For her next race Laurens was stepped up in distance for the Yorkshire Oaks over 1+1/2 mi at York Racecourse on 23 August. She appeared to be going well in the straight, but tired in the last quarter mile and came home sixth, eight lengths behind the winner Sea of Class. The filly was dropped back to one mile for the Matron Stakes at Leopardstown Racecourse on 15 September in which Danny Tudhope substituted for the injured McDonald. Alpha Centauri was made the 30/100 favourite after four consecutive Group 1 wins with Laurens starting on 10/1. The best fancied of the other five fillies were a trio from the Aidan O'Brien stable comprising Happily, Clemmie and Magical. Laurens took the lead from the start and was never headed, staying on well under strong pressure to win by three quarters of a length from the favourite, with Clemmie a length and a quarter back in third. Karl Burke commented "It's probably the highlight of my career so far. My family are from here, so it's a big thing to come back to Ireland and win a Group 1. She has proved herself a very high-class filly". John Dance said that he felt that the filly had not been given credit for her previous victories and added "It just niggled, because I thought people were underestimating her again, so to come and prove it is great."

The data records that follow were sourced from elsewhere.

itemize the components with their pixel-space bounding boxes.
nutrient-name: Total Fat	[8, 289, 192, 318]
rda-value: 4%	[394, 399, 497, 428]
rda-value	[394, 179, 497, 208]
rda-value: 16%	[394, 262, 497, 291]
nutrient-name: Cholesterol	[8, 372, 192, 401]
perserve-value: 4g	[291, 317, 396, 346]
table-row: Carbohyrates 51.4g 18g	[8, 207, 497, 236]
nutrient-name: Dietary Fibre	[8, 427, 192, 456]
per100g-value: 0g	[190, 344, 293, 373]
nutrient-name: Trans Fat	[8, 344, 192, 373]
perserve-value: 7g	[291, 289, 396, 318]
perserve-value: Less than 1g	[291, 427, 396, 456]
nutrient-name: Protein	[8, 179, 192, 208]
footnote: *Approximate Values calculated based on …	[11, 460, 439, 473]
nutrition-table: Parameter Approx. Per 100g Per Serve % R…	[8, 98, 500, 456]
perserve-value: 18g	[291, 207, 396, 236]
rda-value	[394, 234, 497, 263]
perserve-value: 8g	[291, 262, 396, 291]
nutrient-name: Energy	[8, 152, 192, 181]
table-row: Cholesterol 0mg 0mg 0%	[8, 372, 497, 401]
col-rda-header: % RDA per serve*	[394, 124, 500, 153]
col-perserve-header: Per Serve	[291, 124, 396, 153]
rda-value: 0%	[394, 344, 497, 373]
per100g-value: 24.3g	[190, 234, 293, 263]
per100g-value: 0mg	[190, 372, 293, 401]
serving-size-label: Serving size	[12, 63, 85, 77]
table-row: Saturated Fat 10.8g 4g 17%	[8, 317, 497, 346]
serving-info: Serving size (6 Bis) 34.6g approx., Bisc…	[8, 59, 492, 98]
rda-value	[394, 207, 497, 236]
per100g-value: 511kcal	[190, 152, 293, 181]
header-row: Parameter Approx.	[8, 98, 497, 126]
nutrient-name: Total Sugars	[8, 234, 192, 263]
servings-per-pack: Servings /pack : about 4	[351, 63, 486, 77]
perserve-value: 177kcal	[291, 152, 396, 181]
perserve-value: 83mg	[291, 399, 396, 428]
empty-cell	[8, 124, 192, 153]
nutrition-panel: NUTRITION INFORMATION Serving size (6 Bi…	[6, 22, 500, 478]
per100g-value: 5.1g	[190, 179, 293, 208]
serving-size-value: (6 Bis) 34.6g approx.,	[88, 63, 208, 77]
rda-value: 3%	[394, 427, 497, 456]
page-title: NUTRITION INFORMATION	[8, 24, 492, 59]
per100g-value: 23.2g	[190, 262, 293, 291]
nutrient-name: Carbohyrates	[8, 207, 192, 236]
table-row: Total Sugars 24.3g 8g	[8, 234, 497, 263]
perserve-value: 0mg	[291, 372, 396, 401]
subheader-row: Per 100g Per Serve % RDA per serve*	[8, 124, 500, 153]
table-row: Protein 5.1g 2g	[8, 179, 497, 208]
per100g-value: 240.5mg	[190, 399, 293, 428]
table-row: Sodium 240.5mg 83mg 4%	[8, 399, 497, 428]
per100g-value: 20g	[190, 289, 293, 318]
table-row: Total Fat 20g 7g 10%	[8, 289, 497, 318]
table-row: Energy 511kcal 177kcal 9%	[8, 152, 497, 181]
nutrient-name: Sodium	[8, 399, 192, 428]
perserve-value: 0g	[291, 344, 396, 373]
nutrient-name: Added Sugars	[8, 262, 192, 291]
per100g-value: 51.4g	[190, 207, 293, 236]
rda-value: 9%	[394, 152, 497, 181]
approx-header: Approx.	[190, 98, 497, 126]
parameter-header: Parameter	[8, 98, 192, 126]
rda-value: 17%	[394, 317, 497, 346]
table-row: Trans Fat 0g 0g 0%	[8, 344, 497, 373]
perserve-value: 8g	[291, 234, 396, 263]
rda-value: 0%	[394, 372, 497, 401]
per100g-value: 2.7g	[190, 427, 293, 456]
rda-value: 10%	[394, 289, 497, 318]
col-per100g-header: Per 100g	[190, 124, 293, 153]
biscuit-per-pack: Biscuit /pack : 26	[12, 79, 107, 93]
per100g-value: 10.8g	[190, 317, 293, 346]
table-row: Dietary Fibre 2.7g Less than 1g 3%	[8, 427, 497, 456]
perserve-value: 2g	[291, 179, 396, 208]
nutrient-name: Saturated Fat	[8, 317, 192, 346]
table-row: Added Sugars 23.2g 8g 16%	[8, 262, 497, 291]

On 6 October Laurens started the 11/4 favourite for the Sun Chariot Stakes over one mile at Newmarket against eight opponents including Wind Chimes (Prix de Lieurey), Happily, Clemmie, Veracious (Atalanta Stakes) and Billesdon Brook. After taking the lead before half-way Laurens got the better of a sustained struggle with Happily to win by a head with two and a half length back to the 25/1 outsider Altyn Orda in third place. Tudhope said "She was a bit fresh today, and I was practically just a passenger for the first part of the race. She's got some stride on her. I just wanted to let her go and enjoy herself, and the line came just in time. It wasn’t easy, but we got there. I was starting to worry I had too much underneath me in the first half of the race, but when the second horse came to me, she went again. She's a very tough filly".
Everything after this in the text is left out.